Ofgem, the energy regulator, has recently stepped it up a gear.
A few of the big six firms have been hit with hefty fines and raps over the knuckles.
Npower was fined £2 million last October for handling complaints poorly, while British Gas has also been fined £2.5 million for the same thing.
According to Tory assistant whip Chloe Smith, Ofgem has collected around £34 million over the past 10 years, although not all of this loot has been in consumer fines.
Yet this cash goes straight to the Treasury’s treasure chest, the ‘consolidated fund’ — basically the Government’s main bank account.
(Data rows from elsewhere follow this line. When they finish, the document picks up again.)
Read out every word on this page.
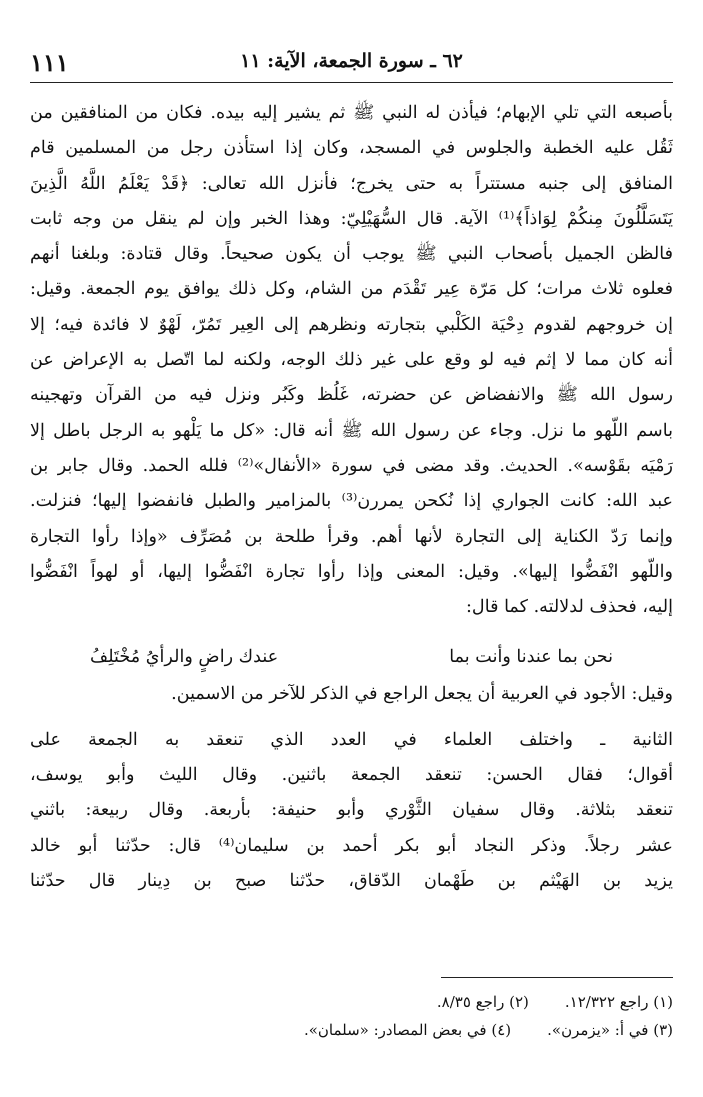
١١١	٦٢ ـ سورة الجمعة، الآية: ١١
بأصبعه التي تلي الإبهام؛ فيأذن له النبي ﷺ ثم يشير إليه بيده. فكان من المنافقين من
ثَقُل عليه الخطبة والجلوس في المسجد، وكان إذا استأذن رجل من المسلمين قام
المنافق إلى جنبه مستتراً به حتى يخرج؛ فأنزل الله تعالى: ﴿قَدْ يَعْلَمُ اللَّهُ الَّذِينَ
يَتَسَلَّلُونَ مِنكُمْ لِوَاذاً﴾⁽¹⁾ الآية. قال السُّهَيْلِيّ: وهذا الخبر وإن لم ينقل من وجه ثابت
فالظن الجميل بأصحاب النبي ﷺ يوجب أن يكون صحيحاً. وقال قتادة: وبلغنا أنهم
فعلوه ثلاث مرات؛ كل مَرّة عِير تَقْدَم من الشام، وكل ذلك يوافق يوم الجمعة. وقيل:
إن خروجهم لقدوم دِحْيَة الكَلْبي بتجارته ونظرهم إلى العِير تَمُرّ، لَهْوٌ لا فائدة فيه؛ إلا
أنه كان مما لا إثم فيه لو وقع على غير ذلك الوجه، ولكنه لما اتّصل به الإعراض عن
رسول الله ﷺ والانفضاض عن حضرته، غَلُظ وكَبُر ونزل فيه من القرآن وتهجينه
باسم اللّهو ما نزل. وجاء عن رسول الله ﷺ أنه قال: «كل ما يَلْهو به الرجل باطل إلا
رَمْيَه بقَوْسه». الحديث. وقد مضى في سورة «الأنفال»⁽²⁾ فلله الحمد. وقال جابر بن
عبد الله: كانت الجواري إذا نُكحن يمررن⁽³⁾ بالمزامير والطبل فانفضوا إليها؛ فنزلت.
وإنما رَدّ الكناية إلى التجارة لأنها أهم. وقرأ طلحة بن مُصَرِّف «وإذا رأوا التجارة
واللّهو انْفَضُّوا إليها». وقيل: المعنى وإذا رأوا تجارة انْفَضُّوا إليها، أو لهواً انْفَضُّوا
إليه، فحذف لدلالته. كما قال:
نحن بما عندنا وأنت بما
عندك راضٍ والرأيُ مُخْتَلِفُ
وقيل: الأجود في العربية أن يجعل الراجع في الذكر للآخر من الاسمين.
الثانية ـ واختلف العلماء في العدد الذي تنعقد به الجمعة على
أقوال؛ فقال الحسن: تنعقد الجمعة باثنين. وقال الليث وأبو يوسف،
تنعقد بثلاثة. وقال سفيان الثَّوْري وأبو حنيفة: بأربعة. وقال ربيعة: باثني
عشر رجلاً. وذكر النجاد أبو بكر أحمد بن سليمان⁽⁴⁾ قال: حدّثنا أبو خالد
يزيد بن الهَيْثم بن طَهْمان الدّقاق، حدّثنا صبح بن دِينار قال حدّثنا
(١) راجع ١٢/٣٢٢.
(٢) راجع ٨/٣٥.
(٣) في أ: «يزمرن».
(٤) في بعض المصادر: «سلمان».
Not a penny goes straight back into consumer pockets, even though they’re ones who have been wronged.
Ofgem recently changed tack by negotiating a settlement with EDF over a mis-selling case. Instead of a fine, Ofgem hammered out a deal in which EDF paid back £3.5 million to consumers (see the EDF to pay £4.5 million story).
However, this form of redress is limited. Luckily, EDF co-operated this time, but that might not always happen.
Ofgem’s asked the Government for the powers to make it happen. It needs and wants the power to impose a settlement and force compensation for consumers. But something it hasn’t asked for is to dictate where this money comes from.
Along with these extra powers, Ofgem should be able to stipulate it comes from suppliers’ profits. Otherwise, consumers may find themselves paying higher prices, a hideous prospect in an already pricey market.
So come on Dave et al, make it happen. It’s a no-brainer in my book.